From the hillside to the north

Tweed flows between England and Scotland making their administrative boundary. The riverhead is situated on the hillside near the village Tweedsmuir as riverheads of two other rivers Clyde and Annan. There is a proverb about the riverheads of these three big rivers in England: “Annan, Tweed and Clyde rise oot the ae hillside”.

Tweed runs into the North Sea in the town Berwick-upon-Tweed, the northernmost town in England, which was founded in the 870. In the 11th century the town was a Scotch port, where war ships for Kings of Scotland were built and which prospered until the territory was seized by the King Edward I. However, the town yielded to the English later and before that changed hands 13 times! Today, as before, the main source of income of this northern port is fishing trade. Three river bridges on Tweed are one of the town’s sights: the ancient Berwick Bridge, which was built in the 17th century of sandstone and has 15 arcs, the Royal Border Bridge, which was built in the 19th century and has 28 arcs and the Royal Tweed Bridge, which was built in the beginning of the 20th century.

What is Tweed famous for?

Of course, one of the most well-known stories connected with the river is the origin of the name of tweed fabric. Initially, the fabric was called tweel, but it was until one merchant from London got a letter from Scotland, where it was said about advantages of the fabric. For some reason the merchant read the name as “tweed” and decided that it was connected with the river Tweed. In such a manner the name assigned to the fabric.

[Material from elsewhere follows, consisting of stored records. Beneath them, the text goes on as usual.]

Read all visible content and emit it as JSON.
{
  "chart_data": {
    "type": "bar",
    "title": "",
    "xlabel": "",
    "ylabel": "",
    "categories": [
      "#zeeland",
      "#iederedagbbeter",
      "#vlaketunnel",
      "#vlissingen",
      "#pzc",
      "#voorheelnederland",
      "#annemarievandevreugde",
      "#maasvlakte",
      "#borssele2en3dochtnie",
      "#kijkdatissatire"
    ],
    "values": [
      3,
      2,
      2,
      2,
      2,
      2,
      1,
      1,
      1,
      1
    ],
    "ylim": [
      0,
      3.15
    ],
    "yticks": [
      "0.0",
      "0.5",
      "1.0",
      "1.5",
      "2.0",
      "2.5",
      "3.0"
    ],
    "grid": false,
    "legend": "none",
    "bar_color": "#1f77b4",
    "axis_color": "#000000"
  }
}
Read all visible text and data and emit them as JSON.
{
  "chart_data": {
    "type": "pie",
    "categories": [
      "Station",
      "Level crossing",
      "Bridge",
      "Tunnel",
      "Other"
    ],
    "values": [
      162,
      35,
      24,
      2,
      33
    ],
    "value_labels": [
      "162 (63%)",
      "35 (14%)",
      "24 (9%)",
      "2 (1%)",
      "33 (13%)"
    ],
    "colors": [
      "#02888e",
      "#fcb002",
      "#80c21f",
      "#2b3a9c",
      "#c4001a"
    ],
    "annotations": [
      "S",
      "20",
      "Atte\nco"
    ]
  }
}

But Tweed did not limit itself with “tweed”! There is an estate of the great author of romances Walter Scott – Abbotsford on the bank of the river, where now a museum of the writer is situated. Walter Scott bought acres in the beginning of the 19th century and began to build the estate in the style of medieval Scotland.

The writer himself developed design of the estate. The house was decorated with glass paintings with pictures of the Scotch Kings, alabaster gargoyles, extensive library, collections of antiques, furniture and weapons, and in the garden a fountain was planned. Construction of the estate lasted 13 years. In the 1826 Walter Scott moved in and lived and wrote in Abbotsford until he died in the 1832.

Apart from the bridges in the northern port and the estate in the ancient Scotch spirit the River Tweed is famous because its bed is on the floor of an ancient glacier of the last Ice Age. And the fishers will be interested in another feature of the river: Tweed is one of the richest salmon rivers in Great Britain. Here one can find happy fishing ground!